SHIVA, SHIVA... a staunch vegetarian discussing the B word with a connoisseur of biryani over a meal of... biryani! What is the world coming to! But it's easy to listen to Vishy Shenoy, who talks so knowledgeably and passionately about a ubiquitous dish as though it were a historical wonder.

"Well, the biryani originated in the royal kitchens of Turkey and Arabia. The biryani of each area of the continent has its own history and its own unique character," says the sacred thread wearing, Kerala-grown Konkan. The MBA from XLRI gave up his enviable marketing career to make biryani his business.

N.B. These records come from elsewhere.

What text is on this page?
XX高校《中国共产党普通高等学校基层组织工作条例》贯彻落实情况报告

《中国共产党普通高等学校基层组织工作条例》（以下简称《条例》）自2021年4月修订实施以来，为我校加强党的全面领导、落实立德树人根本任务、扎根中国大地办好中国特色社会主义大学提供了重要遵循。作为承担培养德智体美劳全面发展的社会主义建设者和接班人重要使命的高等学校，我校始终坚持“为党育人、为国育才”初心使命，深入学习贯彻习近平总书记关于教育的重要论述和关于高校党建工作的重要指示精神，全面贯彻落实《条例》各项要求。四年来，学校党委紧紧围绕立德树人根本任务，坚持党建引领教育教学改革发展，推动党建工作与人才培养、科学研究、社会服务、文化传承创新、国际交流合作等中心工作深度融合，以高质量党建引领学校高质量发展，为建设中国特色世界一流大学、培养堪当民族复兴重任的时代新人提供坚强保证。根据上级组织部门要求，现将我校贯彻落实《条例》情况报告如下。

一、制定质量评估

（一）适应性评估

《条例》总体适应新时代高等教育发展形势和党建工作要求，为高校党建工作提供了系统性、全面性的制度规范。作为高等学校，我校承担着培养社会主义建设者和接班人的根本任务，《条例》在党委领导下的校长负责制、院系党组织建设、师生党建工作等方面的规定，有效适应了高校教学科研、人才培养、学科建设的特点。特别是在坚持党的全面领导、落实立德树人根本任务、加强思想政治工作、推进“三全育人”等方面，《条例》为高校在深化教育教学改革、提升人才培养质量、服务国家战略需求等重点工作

No prizes for guessing what Vishy's favourite childhood food was. "While at school in Cochin, we used to bunk classes some time just to go and savour the biryani at Kaika's. But it was only three years back that my liking for the dish became an all-consuming passion — at a Bohri friend's wedding feast, the wide variety of biryanis was amazing!" recollects the man who is soon going to offer the Bangalorean a `total biryani experience' at the restaurant he is opening with his partners.

"The biryani needs to be relished — it is not a food to be eaten in a hurry. We want to give our customers a choice of biryanis — vegetarian, Malaysian, Indonesian, Hyderabadi, Dindikal curry, Bhatkal, and Kashmiri. Each will be made the way they were made in the old days," promises Shenoy, who could easily pass off as Abdul.


With meticulous detail, the man has been documenting the history and origin of each biryani, talking to old cooks in remote villages (including Mir Husain Ali Musadi, the direct descendant of Hyderabad's Nizam), and collecting `ingredients' for the coffee-table book on biryanis that he is working on.

Why biryani, I ask, conjuring up pictures of glossy lobsters and marinated fish. "Vegetable biryanis too have a history and are not just concoctions created by modern chefs to appease the vegetarians!" reveals Vishy. "In the courts of Muslim emperors, it was decided that the vast number of vegetarian officials should also have a taste of the dish — and thus was born the vegetable biryani."

"You'll find big chunks of potatoes in the Calcutta biryani," says Vishy, talking about the humbling of the meaty dish. "Kashmiri biryanis have a hearty dose of asafoetida, and the Calicut biryanis have a distinct flavour for they are cooked over coconut shells fires. A Bangladeshi recipe uses puffed rice instead of rice. And there is one in Arcot that uses iddiappams. North Indians use basmati rice, while in the South the preferred rice is the short-grained Zeera samba. In fact, Biryani is the only pan-Indian gourmet delicacy found in menus anywhere in the country. Of course, what you'll find in the restaurants won't be the authentic ones!" warns the man who orders biryani wherever he is eating.

People often can't differentiate between biryani, fried rice, and pulao. "For the first, one needs to fry the rice first, in the second the cooked rice is fried with the other sautéed ingredients. In the pulao, everything is cooked together." How about our own bisibelebhath? "The test of a good biryani is that when a handful is flung on a surface, each rice grain should rest separately," failing the bisibelebath in its effort to enter the biryani class.

Interestingly, when the jaws of some nawabs couldn't muster enough strength to indulge in biryanis, they invented the kababs — a soft version of almost everything that goes into a kabab. So, customers will find kababs too in Vishy Shenoy's soon-to-be-opened Biryani outlet. He is also working on packed and storable ready-to-eat biryanis.